Hayward warrants a big salary at 30. Will he at 31? Will he at 33? Probably not, which raises meaningful timeline questions. Devonte' Graham is 25. Miles Bridges and P.J. Washington are 22. LaMelo Ball is 19. By the time that core is ready to win at a high level, Hayward will not only be past his prime, but eating into cap space that could be used on players in their general age range. They won't be ready to win with Hayward now, he'll be past winning-age when they're ready to compete leader. The opportunity cost, in that sense, is massive. Even if Charlotte had waited three years to give this exact contract to a similar player, it would have made more sense given the construction of its present roster. 

There's an argument to be made that the Hornets have to overpay players like Hayward to play in Charlotte. History supports the notion. A year ago, they dwarfed the market on a three-year Terry Rozier contract. But there's an alternative here that the Hornets seem to have missed.
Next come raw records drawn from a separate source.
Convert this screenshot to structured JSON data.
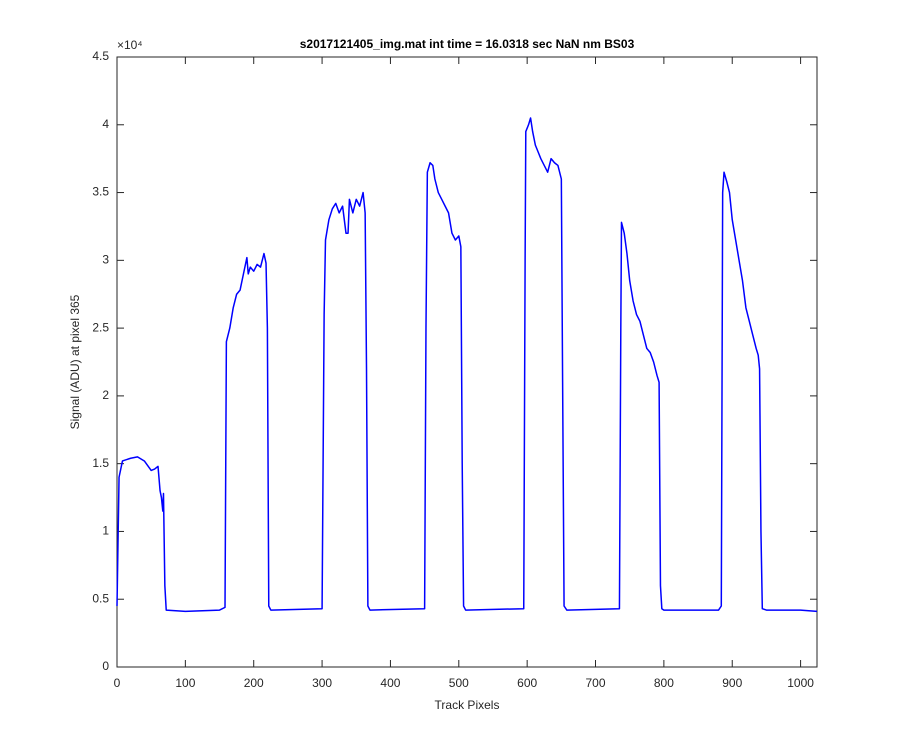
{
  "chart_data": {
    "type": "line",
    "title": "s2017121405_img.mat int time = 16.0318 sec  NaN nm BS03",
    "x_label": "Track Pixels",
    "y_label": "Signal (ADU) at pixel 365",
    "y_exponent": "×10⁴",
    "xlim": [
      0,
      1024
    ],
    "ylim": [
      0,
      4.5
    ],
    "xticks": [
      0,
      100,
      200,
      300,
      400,
      500,
      600,
      700,
      800,
      900,
      1000
    ],
    "yticks": [
      0,
      0.5,
      1,
      1.5,
      2,
      2.5,
      3,
      3.5,
      4,
      4.5
    ],
    "grid": false,
    "x": [
      0,
      3,
      8,
      20,
      30,
      40,
      50,
      55,
      60,
      63,
      65,
      67,
      68,
      70,
      72,
      100,
      150,
      158,
      160,
      165,
      170,
      175,
      180,
      185,
      190,
      192,
      195,
      200,
      205,
      210,
      215,
      218,
      220,
      222,
      225,
      300,
      303,
      305,
      310,
      315,
      320,
      325,
      330,
      335,
      338,
      340,
      345,
      350,
      355,
      360,
      363,
      365,
      367,
      370,
      450,
      452,
      454,
      458,
      462,
      465,
      470,
      475,
      480,
      485,
      490,
      495,
      500,
      503,
      505,
      507,
      510,
      595,
      597,
      598,
      602,
      605,
      608,
      612,
      616,
      620,
      625,
      630,
      635,
      640,
      645,
      650,
      652,
      654,
      658,
      735,
      737,
      738,
      742,
      746,
      750,
      755,
      760,
      765,
      770,
      775,
      780,
      785,
      790,
      793,
      795,
      797,
      800,
      880,
      884,
      886,
      888,
      892,
      896,
      900,
      905,
      910,
      915,
      920,
      925,
      930,
      935,
      938,
      940,
      942,
      944,
      950,
      1000,
      1024
    ],
    "series": [
      {
        "name": "Signal",
        "color": "#0000ff",
        "values": [
          0.45,
          1.4,
          1.52,
          1.54,
          1.55,
          1.52,
          1.45,
          1.46,
          1.48,
          1.3,
          1.25,
          1.15,
          1.28,
          0.6,
          0.42,
          0.41,
          0.42,
          0.44,
          2.4,
          2.5,
          2.65,
          2.75,
          2.78,
          2.9,
          3.02,
          2.9,
          2.95,
          2.92,
          2.97,
          2.95,
          3.05,
          2.98,
          2.5,
          0.45,
          0.42,
          0.43,
          2.6,
          3.15,
          3.3,
          3.38,
          3.42,
          3.35,
          3.4,
          3.2,
          3.2,
          3.45,
          3.35,
          3.45,
          3.4,
          3.5,
          3.35,
          2.2,
          0.45,
          0.42,
          0.43,
          2.5,
          3.65,
          3.72,
          3.7,
          3.6,
          3.5,
          3.45,
          3.4,
          3.35,
          3.2,
          3.15,
          3.18,
          3.1,
          1.5,
          0.45,
          0.42,
          0.43,
          3.0,
          3.95,
          4.0,
          4.05,
          3.95,
          3.85,
          3.8,
          3.75,
          3.7,
          3.65,
          3.75,
          3.72,
          3.7,
          3.6,
          2.0,
          0.45,
          0.42,
          0.43,
          2.5,
          3.28,
          3.2,
          3.05,
          2.85,
          2.7,
          2.6,
          2.55,
          2.45,
          2.35,
          2.32,
          2.25,
          2.15,
          2.1,
          0.6,
          0.43,
          0.42,
          0.42,
          0.45,
          3.5,
          3.65,
          3.58,
          3.5,
          3.3,
          3.15,
          3.0,
          2.85,
          2.65,
          2.55,
          2.45,
          2.35,
          2.3,
          2.2,
          1.0,
          0.43,
          0.42,
          0.42,
          0.41
        ]
      }
    ]
  }
}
They didn't have to sign Hayward at all. The benefits were minimal. The cost is enormous. The rest of the market implicitly told them what a bad idea it was. 

It didn't matter. The Hornets were determined to sign Gordon Hayward, so they threw caution to the wind and brought him in at a price even greater than what Boston paid to get him at his absolute peak. That Celtics deal didn't exactly work out as Boston planned. The outlook on this Hornets contract is even bleaker.